If you didn't watch Flowers in the Attic on Lifetime last night because you were watching the SAG awards, or because you simply had better things to do, don't worry, we've got you covered. The movie, which already has a sequel in the works is based off V.C. Andrews' controversial book about, let's just get it all on the table, incest. The book was turned into a film in 1987, but left out that very important plot point which is basically the entire theme of the novel. Lifetime wins in their remake for sticking closer to the book and honoring the author's original and twisted intentions of having the brother and the sister fall in love with each other. The channel is sure to catch some flack for showing the brother-sister pairing, but also this is 2014, so maybe not. In any case, here are the valuable lessons the Flowers in the Attic movie has taught us:
1. FAMILIES WHOSE NAMES ALL START WITH THE SAME LETTER ARE BOUND TO BE A LITTLE MESSED UP
If families like the Kardashians or the Duggars have shown us anything, it's that weird stuff goes down when everyone's names start with a similar letter. Those families picked "K" and "J" respectively, and this film was brought to you by the letter "C" for Corrine, Cathy, Christopher, Cory, and Carrie. While the Kardashians struggle with the terribleness that is being famous for next-to-no reason and the Duggars struggle with their desire to procreate like rabbits, the Dollanganger/Foxworths struggle with family ties.

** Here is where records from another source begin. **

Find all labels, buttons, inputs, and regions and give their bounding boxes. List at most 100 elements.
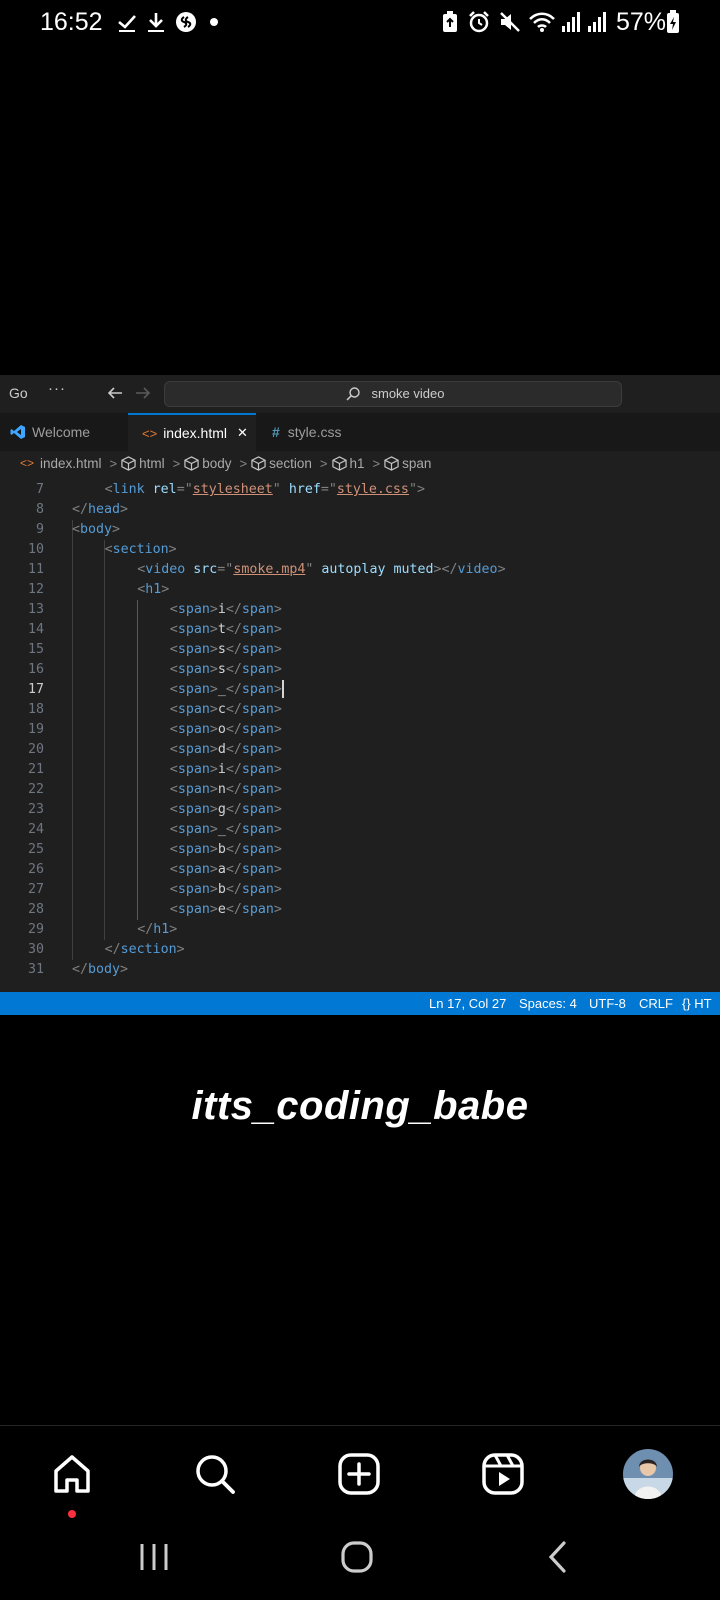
line-number: 28 bbox=[27, 902, 44, 917]
code-token: autoplay bbox=[321, 562, 386, 577]
code-token: span bbox=[177, 682, 210, 697]
chevron-right-icon: > bbox=[109, 455, 118, 471]
language-status[interactable]: {} HT bbox=[682, 992, 712, 1015]
shazam-icon bbox=[174, 9, 198, 35]
code-line[interactable]: 15 <span>s</span> bbox=[0, 640, 720, 660]
code-token: > bbox=[273, 662, 282, 677]
code-token: t bbox=[217, 622, 226, 637]
code-line[interactable]: 29 </h1> bbox=[0, 920, 720, 940]
code-line[interactable]: 23 <span>g</span> bbox=[0, 800, 720, 820]
code-line[interactable]: 13 <span>i</span> bbox=[0, 600, 720, 620]
encoding-status[interactable]: UTF-8 bbox=[589, 992, 626, 1015]
indentation-status[interactable]: Spaces: 4 bbox=[519, 992, 577, 1015]
line-number: 14 bbox=[27, 622, 44, 637]
chevron-right-icon: > bbox=[372, 455, 381, 471]
home-icon[interactable] bbox=[42, 1444, 102, 1504]
code-token: </ bbox=[225, 762, 242, 777]
nav-back-icon[interactable] bbox=[106, 384, 124, 407]
code-line[interactable]: 22 <span>n</span> bbox=[0, 780, 720, 800]
code-line[interactable]: 12 <h1> bbox=[0, 580, 720, 600]
code-token: style.css bbox=[336, 482, 409, 497]
line-number: 12 bbox=[27, 582, 44, 597]
code-token: </ bbox=[72, 962, 89, 977]
code-token: > bbox=[209, 902, 218, 917]
code-line[interactable]: 7 <link rel="stylesheet" href="style.css"… bbox=[0, 480, 720, 500]
eol-status[interactable]: CRLF bbox=[639, 992, 673, 1015]
code-token: g bbox=[217, 802, 226, 817]
tab-welcome[interactable]: Welcome bbox=[0, 413, 128, 451]
code-text: </section> bbox=[105, 940, 185, 960]
line-number: 23 bbox=[27, 802, 44, 817]
menu-go[interactable]: Go bbox=[9, 385, 28, 401]
breadcrumb-item-body[interactable]: body bbox=[184, 455, 232, 471]
code-text: <span>g</span> bbox=[170, 800, 282, 820]
element-icon bbox=[121, 455, 136, 471]
close-icon[interactable]: ✕ bbox=[237, 425, 248, 441]
breadcrumb-item-section[interactable]: section bbox=[251, 456, 312, 471]
breadcrumb-label: index.html bbox=[40, 455, 102, 471]
code-line[interactable]: 9 <body> bbox=[0, 520, 720, 540]
menu-more-button[interactable]: ··· bbox=[48, 380, 66, 397]
command-search-box[interactable]: smoke video bbox=[164, 381, 622, 407]
code-token: < bbox=[169, 862, 178, 877]
code-line[interactable]: 8 </head> bbox=[0, 500, 720, 520]
line-number: 17 bbox=[27, 682, 44, 697]
code-line[interactable]: 18 <span>c</span> bbox=[0, 700, 720, 720]
tab-style-css[interactable]: # style.css bbox=[256, 413, 384, 451]
code-token: </ bbox=[225, 722, 242, 737]
element-icon bbox=[184, 455, 199, 471]
code-line[interactable]: 21 <span>i</span> bbox=[0, 760, 720, 780]
battery-saver-icon bbox=[440, 9, 460, 35]
code-line[interactable]: 28 <span>e</span> bbox=[0, 900, 720, 920]
back-icon[interactable] bbox=[546, 1540, 570, 1579]
breadcrumb-item-file[interactable]: <> index.html bbox=[20, 456, 102, 471]
code-text: <link rel="stylesheet" href="style.css"> bbox=[105, 480, 425, 500]
code-token: span bbox=[177, 742, 210, 757]
code-editor[interactable]: 7 <link rel="stylesheet" href="style.css"… bbox=[0, 475, 720, 992]
code-token: < bbox=[72, 522, 81, 537]
code-line[interactable]: 14 <span>t</span> bbox=[0, 620, 720, 640]
line-number: 25 bbox=[27, 842, 44, 857]
code-line[interactable]: 25 <span>b</span> bbox=[0, 840, 720, 860]
code-line[interactable]: 16 <span>s</span> bbox=[0, 660, 720, 680]
tab-index-html[interactable]: <> index.html ✕ bbox=[128, 413, 256, 451]
code-line[interactable]: 24 <span>_</span> bbox=[0, 820, 720, 840]
breadcrumb-item-span[interactable]: span bbox=[384, 456, 431, 471]
code-line[interactable]: 17 <span>_</span> bbox=[0, 680, 720, 700]
code-token: < bbox=[169, 622, 178, 637]
code-token: b bbox=[217, 882, 226, 897]
tab-label: style.css bbox=[287, 424, 342, 440]
code-line[interactable]: 11 <video src="smoke.mp4" autoplay muted>… bbox=[0, 560, 720, 580]
code-token: > bbox=[209, 802, 218, 817]
code-token: span bbox=[177, 862, 210, 877]
code-text: <span>e</span> bbox=[170, 900, 282, 920]
code-line[interactable]: 20 <span>d</span> bbox=[0, 740, 720, 760]
code-token: = bbox=[320, 482, 329, 497]
breadcrumb-item-h1[interactable]: h1 bbox=[331, 456, 365, 471]
code-line[interactable]: 27 <span>b</span> bbox=[0, 880, 720, 900]
code-line[interactable]: 30 </section> bbox=[0, 940, 720, 960]
code-token: = bbox=[176, 482, 185, 497]
code-token: section bbox=[112, 542, 169, 557]
code-token: > bbox=[273, 642, 282, 657]
code-token: stylesheet bbox=[192, 482, 273, 497]
code-token: > bbox=[169, 922, 178, 937]
code-token: </ bbox=[225, 622, 242, 637]
reels-icon[interactable] bbox=[473, 1444, 533, 1504]
breadcrumb-label: span bbox=[402, 455, 432, 471]
code-line[interactable]: 10 <section> bbox=[0, 540, 720, 560]
create-icon[interactable] bbox=[329, 1444, 389, 1504]
nav-forward-icon[interactable] bbox=[134, 384, 152, 407]
vscode-window: Go ··· smoke video Welcome <> index.html… bbox=[0, 375, 720, 1015]
search-icon[interactable] bbox=[185, 1444, 245, 1504]
home-button-icon[interactable] bbox=[340, 1540, 374, 1579]
code-token: </ bbox=[137, 922, 154, 937]
profile-avatar[interactable] bbox=[618, 1444, 678, 1504]
code-token: > bbox=[273, 682, 282, 697]
breadcrumb-item-html[interactable]: html bbox=[121, 456, 165, 471]
cursor-position[interactable]: Ln 17, Col 27 bbox=[429, 992, 506, 1015]
recent-apps-icon[interactable] bbox=[137, 1542, 171, 1577]
code-line[interactable]: 31 </body> bbox=[0, 960, 720, 980]
code-line[interactable]: 26 <span>a</span> bbox=[0, 860, 720, 880]
code-line[interactable]: 19 <span>o</span> bbox=[0, 720, 720, 740]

Corrine, the mom, played by Heather Graham, tries to poison her children, and Cathy (Mad Men's Kiernan Shipka) and Christopher (Mason Dye) can't keep their sibling hands to themselves. This movie has taught me not to follow in their footsteps and to give my children vastly unique names lest I accidentally start a cult.

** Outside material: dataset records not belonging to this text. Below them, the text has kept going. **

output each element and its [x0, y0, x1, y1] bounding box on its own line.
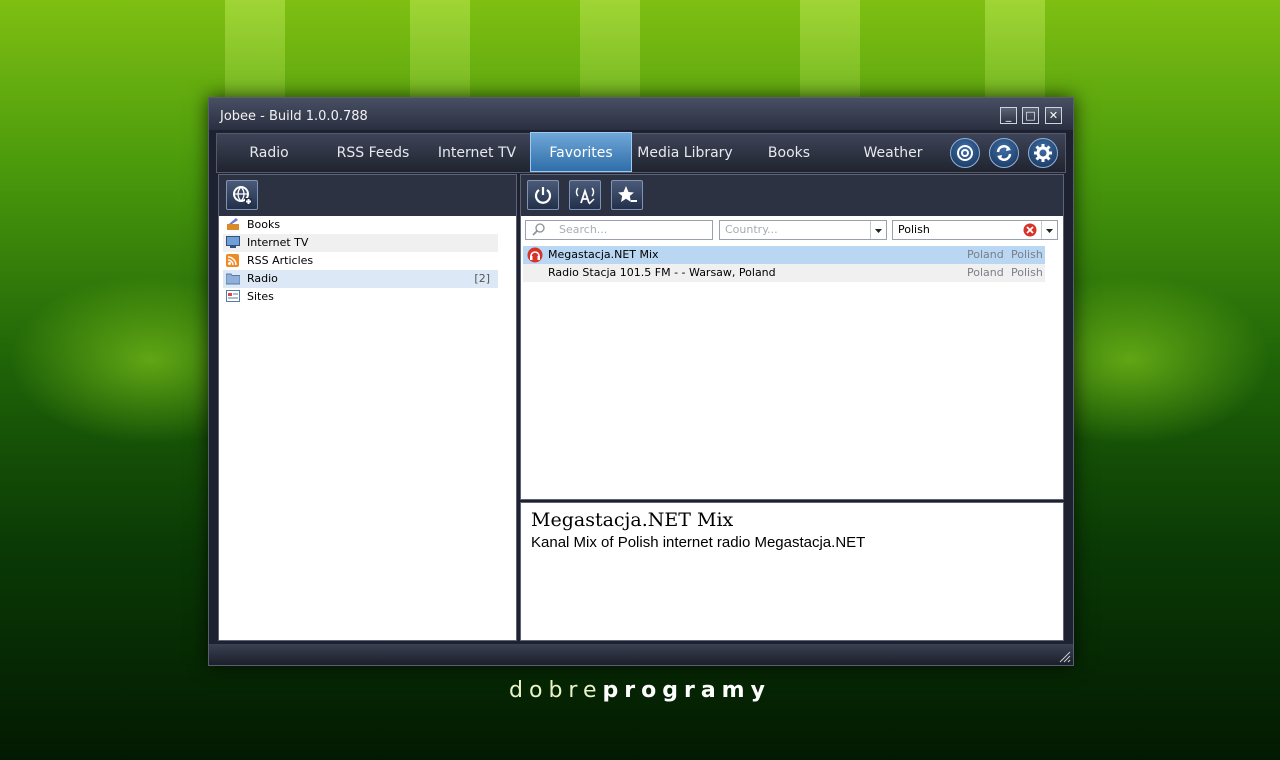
help-icon	[957, 145, 973, 161]
rss-icon	[226, 254, 239, 267]
tree-item-rss-articles[interactable]: RSS Articles	[223, 252, 498, 270]
language-dropdown-button[interactable]	[1041, 221, 1057, 239]
station-name: Radio Stacja 101.5 FM - - Warsaw, Poland	[548, 266, 776, 279]
description-text: Kanal Mix of Polish internet radio Megas…	[531, 534, 866, 551]
tree-item-label: RSS Articles	[247, 254, 314, 267]
refresh-icon	[996, 145, 1012, 161]
tab-weather[interactable]: Weather	[841, 134, 945, 172]
books-icon	[227, 218, 239, 230]
window-title: Jobee - Build 1.0.0.788	[220, 109, 368, 124]
station-row[interactable]: Radio Stacja 101.5 FM - - Warsaw, Poland…	[523, 264, 1045, 282]
tab-favorites[interactable]: Favorites	[530, 132, 632, 172]
chevron-down-icon	[875, 229, 882, 233]
tree-item-sites[interactable]: Sites	[223, 288, 498, 306]
maximize-button[interactable]: □	[1022, 107, 1039, 124]
tree-item-label: Internet TV	[247, 236, 309, 249]
app-window: Jobee - Build 1.0.0.788 _ □ ✕ Radio RSS …	[208, 97, 1074, 666]
station-language: Polish	[1011, 266, 1043, 279]
station-description-panel: Megastacja.NET Mix Kanal Mix of Polish i…	[520, 502, 1064, 641]
clear-language-button[interactable]	[1023, 223, 1037, 237]
watermark-logo: dobreprogramy	[0, 678, 1280, 703]
title-bar[interactable]: Jobee - Build 1.0.0.788 _ □ ✕	[209, 98, 1073, 130]
sites-icon	[226, 290, 240, 302]
tab-books[interactable]: Books	[737, 134, 841, 172]
add-globe-icon	[233, 186, 252, 205]
radio-folder-icon	[226, 273, 240, 285]
watermark-bold: programy	[602, 678, 771, 703]
station-name: Megastacja.NET Mix	[548, 248, 659, 261]
tv-icon	[226, 236, 240, 248]
station-country: Poland	[967, 266, 1004, 279]
tree-item-label: Sites	[247, 290, 274, 303]
tree-item-internet-tv[interactable]: Internet TV	[223, 234, 498, 252]
tab-media-library[interactable]: Media Library	[633, 134, 737, 172]
power-icon	[534, 187, 552, 204]
tree-item-label: Books	[247, 218, 281, 231]
chevron-down-icon	[1046, 229, 1053, 233]
watermark-light: dobre	[509, 678, 603, 703]
close-button[interactable]: ✕	[1045, 107, 1062, 124]
resize-grip-icon[interactable]	[1057, 649, 1071, 663]
station-list-area: Search... Country... Polish Megastacja.N…	[521, 216, 1063, 499]
clear-icon	[1023, 223, 1037, 237]
settings-icon	[1034, 144, 1052, 162]
station-list-panel: Search... Country... Polish Megastacja.N…	[520, 174, 1064, 500]
country-dropdown-button[interactable]	[870, 221, 886, 239]
tab-radio[interactable]: Radio	[217, 134, 321, 172]
station-row[interactable]: Megastacja.NET Mix Poland Polish	[523, 246, 1045, 264]
minimize-button[interactable]: _	[1000, 107, 1017, 124]
edit-station-button[interactable]	[569, 180, 601, 210]
search-icon	[532, 223, 545, 236]
station-country: Poland	[967, 248, 1004, 261]
search-input[interactable]: Search...	[525, 220, 713, 240]
station-playing-icon	[527, 247, 543, 263]
tree-item-radio[interactable]: Radio [2]	[223, 270, 498, 288]
help-button[interactable]	[950, 138, 980, 168]
favorites-category-panel: Books Internet TV RSS Articles Radio [2]…	[218, 174, 517, 641]
country-select[interactable]: Country...	[719, 220, 887, 240]
tab-rss-feeds[interactable]: RSS Feeds	[321, 134, 425, 172]
play-toggle-button[interactable]	[527, 180, 559, 210]
country-placeholder: Country...	[725, 223, 778, 236]
remove-favorite-button[interactable]	[611, 180, 643, 210]
tree-item-count: [2]	[474, 272, 490, 285]
station-language: Polish	[1011, 248, 1043, 261]
status-bar	[209, 644, 1073, 665]
antenna-edit-icon	[575, 187, 595, 205]
description-title: Megastacja.NET Mix	[531, 509, 734, 531]
refresh-button[interactable]	[989, 138, 1019, 168]
star-remove-icon	[618, 186, 637, 202]
tab-internet-tv[interactable]: Internet TV	[425, 134, 529, 172]
add-site-button[interactable]	[226, 180, 258, 210]
language-value: Polish	[898, 223, 930, 236]
main-tab-bar: Radio RSS Feeds Internet TV Favorites Me…	[216, 132, 1066, 173]
language-select[interactable]: Polish	[892, 220, 1058, 240]
search-placeholder: Search...	[559, 223, 608, 236]
category-tree: Books Internet TV RSS Articles Radio [2]…	[219, 216, 516, 640]
tree-item-label: Radio	[247, 272, 278, 285]
settings-button[interactable]	[1028, 138, 1058, 168]
tree-item-books[interactable]: Books	[223, 216, 498, 234]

2. NOTHING CAN GO WELL WHEN IT'S REVEALED THAT YOUR MOM HAS BEEN LYING TO YOU
About ten minutes into the movie Corrine drops the truth bomb that her children aren't who they think they are. "And one more thing," she announces. "Your name's not Dollanganger, it's Foxworth." She says this all very cheerfully, despite the fact that she's essentially telling her children, "And one more thing, your entire life has been a lie, hope you're okay with it yaayy!" Of course it takes her a little longer to reveal that they're the children of an incestuous relationship between her and her half-uncle. Word to the wise, if your mom tells you some deep lie about your family and it's not a fun one like in Princess Diaries, probably some bad stuff is gonna go down.
3. YOU CAN BLAME YOUR FAMILY FOR YOUR PROBLEMS
Cathy and Christopher struggle through much of the movie as they grow into adults with sexual desires whilst locked in an attic with no one but each other. Eventually they give in to those desires and sleep together. In the book Christopher rapes Cathy, but that's been airbrushed in the Lifetime movie and now it's totes consensual even if it is really weird. But they can't help their love for one another; their mom and dad were related, so incest runs in the family.

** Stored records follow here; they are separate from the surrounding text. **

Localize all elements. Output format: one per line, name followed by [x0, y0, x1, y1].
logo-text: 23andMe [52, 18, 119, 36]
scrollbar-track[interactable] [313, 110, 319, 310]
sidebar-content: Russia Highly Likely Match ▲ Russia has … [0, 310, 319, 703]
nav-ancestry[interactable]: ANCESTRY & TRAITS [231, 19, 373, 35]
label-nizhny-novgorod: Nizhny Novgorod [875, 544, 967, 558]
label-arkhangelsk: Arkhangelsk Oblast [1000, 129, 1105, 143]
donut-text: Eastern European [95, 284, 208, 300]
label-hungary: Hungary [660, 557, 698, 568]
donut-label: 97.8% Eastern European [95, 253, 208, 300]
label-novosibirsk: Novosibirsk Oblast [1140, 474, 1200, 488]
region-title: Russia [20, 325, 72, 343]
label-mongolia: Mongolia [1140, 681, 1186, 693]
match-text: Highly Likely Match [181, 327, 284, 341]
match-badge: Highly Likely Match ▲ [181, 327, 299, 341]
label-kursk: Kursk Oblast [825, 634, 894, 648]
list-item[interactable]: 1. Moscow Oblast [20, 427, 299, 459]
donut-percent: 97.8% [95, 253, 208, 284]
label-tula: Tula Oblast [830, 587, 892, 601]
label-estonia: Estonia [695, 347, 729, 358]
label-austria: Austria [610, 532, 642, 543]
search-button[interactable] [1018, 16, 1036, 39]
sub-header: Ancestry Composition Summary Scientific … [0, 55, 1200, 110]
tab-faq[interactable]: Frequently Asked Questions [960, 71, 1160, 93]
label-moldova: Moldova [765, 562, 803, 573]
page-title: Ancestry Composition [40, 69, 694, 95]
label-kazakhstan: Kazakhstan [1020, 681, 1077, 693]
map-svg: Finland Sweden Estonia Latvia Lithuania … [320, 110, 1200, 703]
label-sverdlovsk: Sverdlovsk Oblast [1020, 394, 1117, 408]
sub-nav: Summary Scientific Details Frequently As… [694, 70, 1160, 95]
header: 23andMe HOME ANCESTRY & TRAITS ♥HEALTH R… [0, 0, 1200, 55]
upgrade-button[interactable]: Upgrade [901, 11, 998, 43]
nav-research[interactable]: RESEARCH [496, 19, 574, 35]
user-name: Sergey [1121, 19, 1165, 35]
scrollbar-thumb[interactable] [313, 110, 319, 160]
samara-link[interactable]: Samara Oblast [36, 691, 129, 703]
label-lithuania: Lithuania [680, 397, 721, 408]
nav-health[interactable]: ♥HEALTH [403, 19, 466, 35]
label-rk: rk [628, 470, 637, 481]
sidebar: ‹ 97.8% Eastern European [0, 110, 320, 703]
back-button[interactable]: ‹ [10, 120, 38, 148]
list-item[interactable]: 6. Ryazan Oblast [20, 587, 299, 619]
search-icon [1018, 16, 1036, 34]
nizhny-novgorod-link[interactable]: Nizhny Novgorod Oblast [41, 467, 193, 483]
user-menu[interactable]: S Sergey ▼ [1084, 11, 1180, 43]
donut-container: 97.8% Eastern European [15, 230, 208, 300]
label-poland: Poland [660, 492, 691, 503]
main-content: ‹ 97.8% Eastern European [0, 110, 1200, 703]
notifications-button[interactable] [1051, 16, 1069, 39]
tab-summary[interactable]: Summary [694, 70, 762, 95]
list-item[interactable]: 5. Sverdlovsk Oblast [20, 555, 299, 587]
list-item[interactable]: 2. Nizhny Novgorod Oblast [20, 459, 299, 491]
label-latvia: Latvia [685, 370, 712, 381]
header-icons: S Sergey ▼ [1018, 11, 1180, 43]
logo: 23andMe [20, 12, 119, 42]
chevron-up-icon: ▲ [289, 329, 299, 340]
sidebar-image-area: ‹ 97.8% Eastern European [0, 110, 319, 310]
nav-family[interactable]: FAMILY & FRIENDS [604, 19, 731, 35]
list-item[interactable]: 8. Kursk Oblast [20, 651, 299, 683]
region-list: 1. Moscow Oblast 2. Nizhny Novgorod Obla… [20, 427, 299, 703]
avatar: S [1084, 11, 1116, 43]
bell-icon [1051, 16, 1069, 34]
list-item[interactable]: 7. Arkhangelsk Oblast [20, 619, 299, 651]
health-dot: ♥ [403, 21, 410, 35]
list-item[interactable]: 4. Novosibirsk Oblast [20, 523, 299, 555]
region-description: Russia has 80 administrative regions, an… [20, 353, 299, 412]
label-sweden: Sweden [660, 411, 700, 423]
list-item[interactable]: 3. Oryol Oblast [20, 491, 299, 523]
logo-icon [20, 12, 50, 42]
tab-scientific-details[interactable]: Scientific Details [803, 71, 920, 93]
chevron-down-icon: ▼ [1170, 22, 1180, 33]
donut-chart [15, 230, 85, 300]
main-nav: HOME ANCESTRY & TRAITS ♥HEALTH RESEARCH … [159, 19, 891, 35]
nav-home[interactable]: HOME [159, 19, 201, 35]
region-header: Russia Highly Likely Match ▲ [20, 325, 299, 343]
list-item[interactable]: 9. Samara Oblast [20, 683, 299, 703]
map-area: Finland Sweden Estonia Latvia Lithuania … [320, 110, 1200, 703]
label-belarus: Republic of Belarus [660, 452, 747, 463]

4. IF YOU DON'T WANT YOUR GRANDCHILDREN TO HAVE SEX STOP TALKING ABOUT IT
The creepy grandmother takes just about every chance she gets to remind Cathy and Christopher not to be "wicked" with each other. She has met them for all of seven seconds before firmly saying they are not to share a bed. At this point neither of them have had any incestuous thoughts about one another but the next six times the grandmother reminds them not to look at one another or not to let Christopher "use" Cathy probably started to at least put that thought into their heads as a possibility.
5. NO MATTER WHAT LIFETIME DOES, PEOPLE ARE GONNA HATE IT
Having seen some of the movies on Lifetime (Craigslist Killer, anyone?) I feel confident saying that Flowers in the Attic was actually good. I liked the acting. I thought Heather Graham nailed the vacant, vapid mother. Whether this was because she's a bad actress or she was really getting into character doesn't matter, her portrayal of Corrine was on point. And maybe it was because I watched the movie at midnight in the dark, but I was definitely a little scared when it ended. Since the movie is supposed to be a thriller, I think it did its job. Also it taught what I think is the most laudable lesson yet:
6. IT MADE PEOPLE WANT TO READ
Say what you want, but anything that encourages people to read is A+ in my book. (Haha, reading pun.)
So for that I think Flowers in the Attic was a success. Are you excited for the sequel, Petals on the Wind? It's supposed to be twice as depressing, which is Lifetime's forte, so I think it's safe to say they'll handle it well.